David Blewett Colloquium Abstract (Feb 1, 2017)

MESSENGER's View of Hollows on Mercury, and Links to the Planet's High Volatile Content

MESSENGER, a mission in NASA's Discovery Program, was the first spacecraft to orbit Mercury and only the second to visit the planet. MESSENGER orbited this planetary oddball for four Earth years (2011-2015), mapping and determining the elemental composition of the surface, probing areas of permanent shadow at the poles, and making measurements of topography, the exosphere, magnetic field, and gravitational field.

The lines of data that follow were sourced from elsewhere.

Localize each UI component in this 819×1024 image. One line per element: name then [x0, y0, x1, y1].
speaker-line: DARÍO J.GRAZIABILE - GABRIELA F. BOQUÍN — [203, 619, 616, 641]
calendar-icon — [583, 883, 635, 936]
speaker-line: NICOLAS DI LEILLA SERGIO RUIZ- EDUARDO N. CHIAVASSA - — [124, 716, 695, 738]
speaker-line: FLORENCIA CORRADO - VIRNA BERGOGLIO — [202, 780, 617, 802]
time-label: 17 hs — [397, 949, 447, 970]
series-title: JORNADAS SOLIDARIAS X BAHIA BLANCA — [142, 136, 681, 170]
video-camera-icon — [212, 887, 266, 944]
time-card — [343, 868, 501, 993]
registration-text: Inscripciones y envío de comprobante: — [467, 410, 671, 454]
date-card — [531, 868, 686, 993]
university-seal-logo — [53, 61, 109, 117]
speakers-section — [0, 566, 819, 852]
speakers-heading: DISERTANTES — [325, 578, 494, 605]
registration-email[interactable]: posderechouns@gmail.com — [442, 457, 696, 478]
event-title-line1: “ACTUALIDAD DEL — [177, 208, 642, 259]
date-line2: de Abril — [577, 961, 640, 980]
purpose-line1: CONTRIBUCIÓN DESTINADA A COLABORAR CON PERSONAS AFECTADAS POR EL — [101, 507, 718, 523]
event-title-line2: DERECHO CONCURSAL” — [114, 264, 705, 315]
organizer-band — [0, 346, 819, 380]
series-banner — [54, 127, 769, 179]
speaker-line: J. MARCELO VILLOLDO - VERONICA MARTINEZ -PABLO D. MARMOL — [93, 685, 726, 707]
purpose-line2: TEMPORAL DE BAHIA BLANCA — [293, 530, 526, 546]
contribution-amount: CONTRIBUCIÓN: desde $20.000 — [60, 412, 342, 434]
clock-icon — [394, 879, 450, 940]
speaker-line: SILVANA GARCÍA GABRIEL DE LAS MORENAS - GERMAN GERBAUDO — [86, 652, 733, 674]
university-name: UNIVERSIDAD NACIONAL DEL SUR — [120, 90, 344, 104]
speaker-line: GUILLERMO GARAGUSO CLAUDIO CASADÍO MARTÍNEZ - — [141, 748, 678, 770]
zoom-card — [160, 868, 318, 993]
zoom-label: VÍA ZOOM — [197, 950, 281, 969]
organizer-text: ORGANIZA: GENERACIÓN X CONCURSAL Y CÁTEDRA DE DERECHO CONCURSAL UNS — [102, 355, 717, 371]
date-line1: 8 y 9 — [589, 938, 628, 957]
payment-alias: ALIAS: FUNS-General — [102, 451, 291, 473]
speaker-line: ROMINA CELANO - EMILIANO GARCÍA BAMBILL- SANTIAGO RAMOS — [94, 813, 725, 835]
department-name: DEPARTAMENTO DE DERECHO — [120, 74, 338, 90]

One of the most surprising results of the mission was the discovery of an unusual landform. Images from MESSENGER show that small, irregular, flat-floored depressions with high-reflectance interiors and haloes are common. These landforms, called hollows, are among Mercury's youngest non-impact features and may be forming today. Hollows are unique to Mercury, with no close equivalent on other planetary bodies. Clues to understanding hollows come from consideration of morphological features associated with ice-bearing surfaces on Mars and icy satellites, and of processes leading to loss of sulfur from asteroids. Evidence suggests that hollows form when sublimation or destruction of a volatile-bearing phase weakens the host rock, causing collapse and scarp retreat. The phase susceptible to loss may be a sulfide mineral or graphite. Loss of the volatile component could be driven by solar heating, exposure to solar ultraviolet radiation, exposure to the solar wind, sputtering by magnetospheric ions, and micrometeoroid bombardment. The depth to which hollows grow may be controlled by accumulation of a protective lag deposit. The volatile-bearing phase that is lost appears to be a pervasive component of the host rock, but in some cases the hollow-forming phase may have been concentrated by volcanic processes or differentiation of melts.


Biography

David T. Blewett joined the Johns Hopkins Applied Physics Laboratory as a member of the Senior Professional Staff in September 2007. Prior to that he was a Principal Scientist at NovaSol, a small employee-owned high-tech company in Honolulu, Hawaii of which he was a co-founder. His planetary research emphasizes remote sensing, geological analysis, and spectral algorithm development using data from planetary spacecraft including Mariner 10, Clementine, Galileo, Lunar Prospector, NEAR, LRO, MESSENGER and Dawn. He was selected as a MESSENGER Participating Scientist in 2007, and a Dawn at Vesta Participating Scientist in 2010. Dr. Blewett has focused on geological and compositional analysis of UV-NIR spectra and multispectral images, including study of space weathering on the Moon, Mercury and Vesta. He served for three years as Co-Chair of the MESSENGER Geology Discipline Group and as a member of the PI's Science Steering Committee. Dr. Blewett fielded all the questions from the public that were submitted via the MESSENGER Q&A website. In 2015 and 2016 he had two-month Visiting International Scholar fellowships from the Chinese Academy of Sciences, hosted by the Key Laboratory for Lunar and Deep Space Exploration in Beijing. During the fellowship, he lectured on his planetary research and collaborated on analysis of data from the Chang'E lunar missions. He was an Antarctic Search for Meteorites field party member during the 1988-89 austral summer. He is the namesake of asteroid 8997 Davidblewett.

Dr. Blewett obtained M.S. and Ph.D. degrees in Geology and Geophysics at the University of Hawaii, and a B.A. in Astronomy and Astrophysics from the University of Pennsylvania.